I tried for a few years to keep up. But slowly, people and opportunities fell away.
It felt like my world was crumbling around me, because it was.
Learning to let people in
It has taken me years to find people who are willing and able to understand my rare disease. I am still learning how to let people in after being rejected for so long over a condition that I have no control over.
There are a few ways I’ve been able to connect authentically with other people. First, was through narcolepsy support groups. I started attending Wake Up Narcolepsy's support groups for people with narcolepsy a few years ago, and it changed my life. I suddenly had a room full of people who understood my symptoms and the struggles that came with them because they were living with them too!
My narcolepsy community has stepped in and served as my family for years now. I am so thankful for their support!

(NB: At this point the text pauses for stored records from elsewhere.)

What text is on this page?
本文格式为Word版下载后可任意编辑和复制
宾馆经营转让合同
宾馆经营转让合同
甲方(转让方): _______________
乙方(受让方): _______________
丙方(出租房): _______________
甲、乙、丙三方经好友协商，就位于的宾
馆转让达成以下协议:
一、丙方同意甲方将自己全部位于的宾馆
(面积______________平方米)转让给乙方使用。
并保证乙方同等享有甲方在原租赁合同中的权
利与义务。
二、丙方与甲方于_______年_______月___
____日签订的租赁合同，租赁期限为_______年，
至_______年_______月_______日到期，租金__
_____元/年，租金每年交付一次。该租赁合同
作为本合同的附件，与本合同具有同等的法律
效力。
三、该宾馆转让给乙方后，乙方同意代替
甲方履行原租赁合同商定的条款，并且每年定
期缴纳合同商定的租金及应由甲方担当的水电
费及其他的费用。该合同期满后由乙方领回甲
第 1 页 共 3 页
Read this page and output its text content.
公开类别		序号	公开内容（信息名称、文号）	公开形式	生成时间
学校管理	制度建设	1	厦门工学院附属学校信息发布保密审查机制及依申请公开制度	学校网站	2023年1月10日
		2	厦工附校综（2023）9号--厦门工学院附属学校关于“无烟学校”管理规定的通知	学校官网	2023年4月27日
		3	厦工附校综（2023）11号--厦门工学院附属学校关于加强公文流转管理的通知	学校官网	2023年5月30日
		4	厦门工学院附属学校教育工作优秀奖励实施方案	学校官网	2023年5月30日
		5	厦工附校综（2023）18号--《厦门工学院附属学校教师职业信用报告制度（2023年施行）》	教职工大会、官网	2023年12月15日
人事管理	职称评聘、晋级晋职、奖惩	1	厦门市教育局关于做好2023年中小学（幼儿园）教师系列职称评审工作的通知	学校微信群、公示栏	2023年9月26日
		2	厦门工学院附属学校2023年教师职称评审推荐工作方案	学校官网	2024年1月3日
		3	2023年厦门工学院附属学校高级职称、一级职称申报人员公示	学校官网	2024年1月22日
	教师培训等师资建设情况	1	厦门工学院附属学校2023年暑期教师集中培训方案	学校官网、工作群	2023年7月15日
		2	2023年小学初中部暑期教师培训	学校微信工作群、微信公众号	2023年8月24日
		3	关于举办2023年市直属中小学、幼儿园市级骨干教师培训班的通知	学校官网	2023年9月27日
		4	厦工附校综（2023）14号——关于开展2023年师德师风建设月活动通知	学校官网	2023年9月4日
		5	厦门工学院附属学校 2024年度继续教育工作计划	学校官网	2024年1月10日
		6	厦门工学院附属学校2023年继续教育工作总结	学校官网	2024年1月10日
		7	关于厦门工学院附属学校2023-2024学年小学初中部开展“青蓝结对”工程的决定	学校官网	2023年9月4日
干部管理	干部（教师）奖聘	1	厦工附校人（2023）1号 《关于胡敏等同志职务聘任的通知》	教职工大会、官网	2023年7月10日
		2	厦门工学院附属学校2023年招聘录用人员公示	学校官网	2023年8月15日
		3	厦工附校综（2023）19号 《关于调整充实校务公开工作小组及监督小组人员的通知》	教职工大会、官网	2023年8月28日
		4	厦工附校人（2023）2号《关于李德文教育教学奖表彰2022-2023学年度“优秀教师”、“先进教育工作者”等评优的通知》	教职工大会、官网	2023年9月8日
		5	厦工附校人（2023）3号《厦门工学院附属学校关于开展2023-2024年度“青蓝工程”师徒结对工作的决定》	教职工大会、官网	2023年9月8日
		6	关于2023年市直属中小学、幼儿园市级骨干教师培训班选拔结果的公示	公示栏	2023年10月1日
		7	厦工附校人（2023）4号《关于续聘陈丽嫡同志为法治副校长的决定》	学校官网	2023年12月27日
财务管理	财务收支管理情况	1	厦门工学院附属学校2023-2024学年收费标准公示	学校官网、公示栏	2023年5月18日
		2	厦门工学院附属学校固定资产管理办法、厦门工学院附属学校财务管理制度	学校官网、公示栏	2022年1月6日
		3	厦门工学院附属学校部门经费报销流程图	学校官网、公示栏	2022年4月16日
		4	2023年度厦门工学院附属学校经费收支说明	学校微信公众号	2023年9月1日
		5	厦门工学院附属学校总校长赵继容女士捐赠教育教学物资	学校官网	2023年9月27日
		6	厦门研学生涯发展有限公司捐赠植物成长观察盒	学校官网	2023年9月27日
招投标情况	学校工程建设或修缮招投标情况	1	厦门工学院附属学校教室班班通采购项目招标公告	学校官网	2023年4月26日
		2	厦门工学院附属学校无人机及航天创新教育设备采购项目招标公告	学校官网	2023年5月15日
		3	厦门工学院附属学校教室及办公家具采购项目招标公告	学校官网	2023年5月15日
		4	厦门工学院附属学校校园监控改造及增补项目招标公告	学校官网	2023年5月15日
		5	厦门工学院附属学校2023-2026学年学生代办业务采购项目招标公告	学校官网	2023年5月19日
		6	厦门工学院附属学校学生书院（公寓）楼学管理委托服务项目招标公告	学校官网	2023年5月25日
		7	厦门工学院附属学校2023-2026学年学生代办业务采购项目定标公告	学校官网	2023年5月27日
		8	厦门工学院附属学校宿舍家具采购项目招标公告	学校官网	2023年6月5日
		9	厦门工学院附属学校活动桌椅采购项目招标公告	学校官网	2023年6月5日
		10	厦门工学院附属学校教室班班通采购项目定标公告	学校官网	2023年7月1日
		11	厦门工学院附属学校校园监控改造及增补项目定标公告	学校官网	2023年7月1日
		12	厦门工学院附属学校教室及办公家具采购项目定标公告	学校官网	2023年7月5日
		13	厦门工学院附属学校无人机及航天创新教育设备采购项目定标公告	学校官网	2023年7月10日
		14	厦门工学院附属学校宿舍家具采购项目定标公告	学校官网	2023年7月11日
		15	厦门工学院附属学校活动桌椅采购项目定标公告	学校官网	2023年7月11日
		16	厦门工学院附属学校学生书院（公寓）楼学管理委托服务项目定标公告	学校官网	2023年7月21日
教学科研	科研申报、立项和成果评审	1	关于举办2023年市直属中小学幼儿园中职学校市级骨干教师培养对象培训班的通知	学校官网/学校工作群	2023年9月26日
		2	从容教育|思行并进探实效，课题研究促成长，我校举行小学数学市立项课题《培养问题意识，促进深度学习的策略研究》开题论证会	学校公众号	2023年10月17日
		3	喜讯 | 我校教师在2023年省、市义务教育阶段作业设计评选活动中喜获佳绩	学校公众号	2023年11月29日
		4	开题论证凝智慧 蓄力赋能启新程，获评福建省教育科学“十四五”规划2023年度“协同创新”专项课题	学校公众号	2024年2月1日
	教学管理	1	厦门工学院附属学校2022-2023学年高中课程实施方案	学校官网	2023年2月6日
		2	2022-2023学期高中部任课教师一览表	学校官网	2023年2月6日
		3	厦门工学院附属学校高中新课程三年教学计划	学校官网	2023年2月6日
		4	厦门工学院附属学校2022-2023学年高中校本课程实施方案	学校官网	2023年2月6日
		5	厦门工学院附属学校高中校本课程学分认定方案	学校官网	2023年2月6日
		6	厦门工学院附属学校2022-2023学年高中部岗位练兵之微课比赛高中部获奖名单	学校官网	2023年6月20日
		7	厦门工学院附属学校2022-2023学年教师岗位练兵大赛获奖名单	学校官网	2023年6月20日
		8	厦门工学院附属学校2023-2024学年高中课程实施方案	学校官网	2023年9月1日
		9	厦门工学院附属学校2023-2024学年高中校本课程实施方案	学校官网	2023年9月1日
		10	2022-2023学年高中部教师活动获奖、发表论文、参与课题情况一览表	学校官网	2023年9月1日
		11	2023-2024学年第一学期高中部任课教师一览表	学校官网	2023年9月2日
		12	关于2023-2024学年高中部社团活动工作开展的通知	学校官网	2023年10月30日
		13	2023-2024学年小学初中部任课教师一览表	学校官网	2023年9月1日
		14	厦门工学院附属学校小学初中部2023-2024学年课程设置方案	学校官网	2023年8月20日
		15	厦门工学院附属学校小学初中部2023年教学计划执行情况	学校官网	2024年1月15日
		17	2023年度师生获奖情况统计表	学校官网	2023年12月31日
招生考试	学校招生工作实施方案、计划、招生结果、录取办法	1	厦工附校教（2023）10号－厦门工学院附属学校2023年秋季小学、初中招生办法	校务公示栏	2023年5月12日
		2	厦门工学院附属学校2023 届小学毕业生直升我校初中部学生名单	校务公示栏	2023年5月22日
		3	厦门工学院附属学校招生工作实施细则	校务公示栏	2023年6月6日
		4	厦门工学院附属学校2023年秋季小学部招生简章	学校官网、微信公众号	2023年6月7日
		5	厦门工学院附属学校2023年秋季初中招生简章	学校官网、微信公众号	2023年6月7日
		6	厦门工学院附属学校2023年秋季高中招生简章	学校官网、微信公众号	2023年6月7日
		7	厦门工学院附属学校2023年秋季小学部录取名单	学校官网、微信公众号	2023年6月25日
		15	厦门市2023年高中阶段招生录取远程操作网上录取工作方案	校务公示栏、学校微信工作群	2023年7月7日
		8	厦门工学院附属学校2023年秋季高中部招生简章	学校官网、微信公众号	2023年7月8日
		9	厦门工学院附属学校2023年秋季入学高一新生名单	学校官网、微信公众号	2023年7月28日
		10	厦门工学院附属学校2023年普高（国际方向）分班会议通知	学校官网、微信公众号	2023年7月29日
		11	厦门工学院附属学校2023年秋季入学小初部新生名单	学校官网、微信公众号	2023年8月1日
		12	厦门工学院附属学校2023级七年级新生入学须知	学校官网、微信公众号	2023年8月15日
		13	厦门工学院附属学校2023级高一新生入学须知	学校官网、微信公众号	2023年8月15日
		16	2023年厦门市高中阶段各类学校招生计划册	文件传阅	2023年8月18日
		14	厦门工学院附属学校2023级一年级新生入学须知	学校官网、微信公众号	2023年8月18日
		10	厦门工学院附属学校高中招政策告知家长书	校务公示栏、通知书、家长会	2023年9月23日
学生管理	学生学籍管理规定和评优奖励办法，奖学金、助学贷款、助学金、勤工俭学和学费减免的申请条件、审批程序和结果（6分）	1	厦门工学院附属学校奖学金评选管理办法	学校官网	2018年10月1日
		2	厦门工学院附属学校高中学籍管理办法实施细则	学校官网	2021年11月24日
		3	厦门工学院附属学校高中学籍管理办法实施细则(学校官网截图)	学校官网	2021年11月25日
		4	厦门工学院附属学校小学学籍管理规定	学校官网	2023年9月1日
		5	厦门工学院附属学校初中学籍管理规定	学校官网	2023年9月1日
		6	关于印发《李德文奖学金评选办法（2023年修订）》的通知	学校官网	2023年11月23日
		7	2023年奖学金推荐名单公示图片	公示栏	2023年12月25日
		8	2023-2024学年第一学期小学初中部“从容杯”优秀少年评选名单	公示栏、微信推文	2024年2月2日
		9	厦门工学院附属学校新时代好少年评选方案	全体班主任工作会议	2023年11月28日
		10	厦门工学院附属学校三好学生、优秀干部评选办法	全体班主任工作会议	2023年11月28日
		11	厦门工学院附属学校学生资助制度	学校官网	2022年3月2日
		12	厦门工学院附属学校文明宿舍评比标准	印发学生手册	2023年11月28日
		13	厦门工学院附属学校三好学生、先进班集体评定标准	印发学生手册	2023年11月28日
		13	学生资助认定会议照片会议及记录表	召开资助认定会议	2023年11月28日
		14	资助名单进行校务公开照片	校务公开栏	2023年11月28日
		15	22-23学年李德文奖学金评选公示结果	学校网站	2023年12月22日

Giving back to my community
For me, living authentically also means finding ways to give back to my community. Not only have I been able to participate in these support groups, but I also have had the pleasure of giving back to them.
I am currently serving as a volunteer peer support group facilitator for Wake Up Narcolepsy’s LGBTQIA+ Narcolepsy Support Group. Every week, I get to hear stories from people like me, trying to live in a world that wasn’t designed with us in mind. It is empowering to watch these people learn and grow over time as they receive emotional support from others.
It reminds me of how far I’ve come from being that scared, lonely, closeted person with narcolepsy who felt like the entire world was against them. As it so happens – we are much stronger together.
Friends who can relate to my struggles
When I have friends who can empathize with my struggles, I feel seen. This helps me feel safe enough to ask for my needs to be met. Sometimes my needs are communal needs. Thus, sometimes when I advocate for myself I am also advocating for others like me. For example, when I am feeling a narcolepsy sleep attack coming on, and I ask a chronically ill friend if I can lay down and take a nap, they usually get excited because they are feeling unwell and need a nap too!
Associating with people who can relate to my struggles is helpful because they tend to be more respectful of my requests and behaviors than others who cannot relate.
Living authentically with a rare disease
Overall, “fake it until you make it” was not a successful strategy for me when trying to live with my rare disease. Authentic living is notorious for breaking down mental barriers. It can seem so scary at first! But the moment I found community – I realized I was home.
How do you feel about your support system?